Likewise in churches, where theoretically it should all be otherwise, there is little "silence and stillness" on Holy Saturday. In the old days, when the Easter Vigil was celebrated early Saturday morning and the Lenten fast ended happily at noon, the rest of the day was taken up with beautifying the church for Easter, while priests settled in for six or so hours of confessions in preparation for the great feast. Those long lines of Holy Saturday confessions are largely gone, of course, but the busy work of beautifying the church still occupies time and attention and is likely if anything even less like "silence and stillness" than it then was. And this is so even though the Vigil has not yet been celebrated, and it is still liturgically only the second day of the Triduum, when the church should still be bare with only the uncovered Cross as a focus of attention!
Obviously, the late hour of the Vigil, coupled with the fact that the Missal of Paul VI has replaced the traditional formula of Vigil followed by Mass with what is now essentially just one long Mass, makes it impractical to postpone beautifying the church until after the Vigil. Also, with the Vigil now assimilated to the even more modern practice of anticipating Sunday Mass on Saturday evening, people expect to experience the fullness of Easter at the Vigil, not just a first glimpse of it in the traditional manner. Indeed, the rubrics now speak of the Vigil as "a paschal Mass of the Sunday of the Resurrection." The casualty of all of this is, of course, the "silence and stillness" that were supposed somehow to characterize Holy Saturday.
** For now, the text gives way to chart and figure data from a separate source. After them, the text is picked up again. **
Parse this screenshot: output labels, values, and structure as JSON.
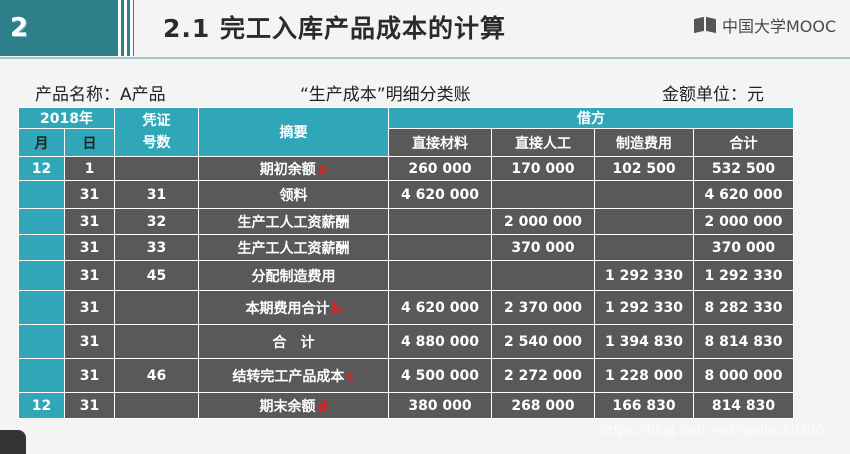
{
  "slide": {
    "number": "2",
    "title": "2.1 完工入库产品成本的计算",
    "logo_text": "中国大学MOOC"
  },
  "captions": {
    "product": "产品名称：A产品",
    "ledger": "“生产成本”明细分类账",
    "unit": "金额单位：元"
  },
  "table": {
    "headers": {
      "year": "2018年",
      "voucher": "凭证\n号数",
      "summary": "摘要",
      "debit": "借方",
      "month": "月",
      "day": "日",
      "columns": [
        "直接材料",
        "直接人工",
        "制造费用",
        "合计"
      ]
    },
    "rows": [
      {
        "month": "12",
        "day": "1",
        "voucher": "",
        "summary": "期初余额",
        "mark": "a",
        "material": "260 000",
        "labor": "170 000",
        "overhead": "102 500",
        "total": "532 500"
      },
      {
        "month": "",
        "day": "31",
        "voucher": "31",
        "summary": "领料",
        "mark": "",
        "material": "4 620 000",
        "labor": "",
        "overhead": "",
        "total": "4 620 000"
      },
      {
        "month": "",
        "day": "31",
        "voucher": "32",
        "summary": "生产工人工资薪酬",
        "mark": "",
        "material": "",
        "labor": "2 000 000",
        "overhead": "",
        "total": "2 000 000"
      },
      {
        "month": "",
        "day": "31",
        "voucher": "33",
        "summary": "生产工人工资薪酬",
        "mark": "",
        "material": "",
        "labor": "370 000",
        "overhead": "",
        "total": "370 000"
      },
      {
        "month": "",
        "day": "31",
        "voucher": "45",
        "summary": "分配制造费用",
        "mark": "",
        "material": "",
        "labor": "",
        "overhead": "1 292 330",
        "total": "1 292 330"
      },
      {
        "month": "",
        "day": "31",
        "voucher": "",
        "summary": "本期费用合计",
        "mark": "b",
        "material": "4 620 000",
        "labor": "2 370 000",
        "overhead": "1 292 330",
        "total": "8 282 330"
      },
      {
        "month": "",
        "day": "31",
        "voucher": "",
        "summary": "合　计",
        "mark": "",
        "material": "4 880 000",
        "labor": "2 540 000",
        "overhead": "1 394 830",
        "total": "8 814 830"
      },
      {
        "month": "",
        "day": "31",
        "voucher": "46",
        "summary": "结转完工产品成本",
        "mark": "c",
        "material": "4 500 000",
        "labor": "2 272 000",
        "overhead": "1 228 000",
        "total": "8 000 000"
      },
      {
        "month": "12",
        "day": "31",
        "voucher": "",
        "summary": "期末余额",
        "mark": "d",
        "material": "380 000",
        "labor": "268 000",
        "overhead": "166 830",
        "total": "814 830"
      }
    ]
  },
  "watermark": "https://blog.csdn.net/hpdlzu80100",
  "colors": {
    "teal": "#2fa7b8",
    "dark_cell": "#595959",
    "badge": "#2f7f8a",
    "mark_red": "#e02020"
  }
}
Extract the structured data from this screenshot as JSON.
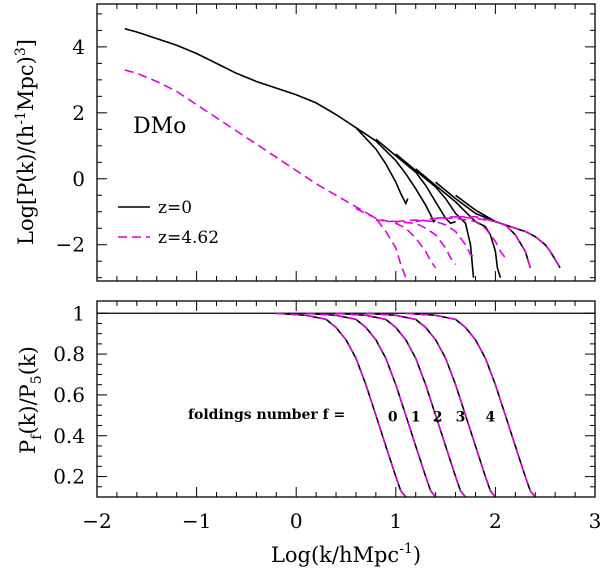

The lessons are obvious. First of all, in case we didn't know it already, we are just not good at "silence and stillness." Secondly, we are not good at waiting either. The Easter Vigil is increasingly celebrated earlier and earlier, assimilating it more and more to the standard Saturday night schedule - exactly what happened centuries ago, when the Vigil got assimilated to the standard Lenten afternoon schedule and then got anticipated earlier when all the other Lenten afternoon were also anticipated). So, as in the past, it increasingly already looks and feels like Easter by noon on Saturday!
So much for Holy Saturday having "regained its ancient character"! But that we have been there before and have lasted this long and managed well enough!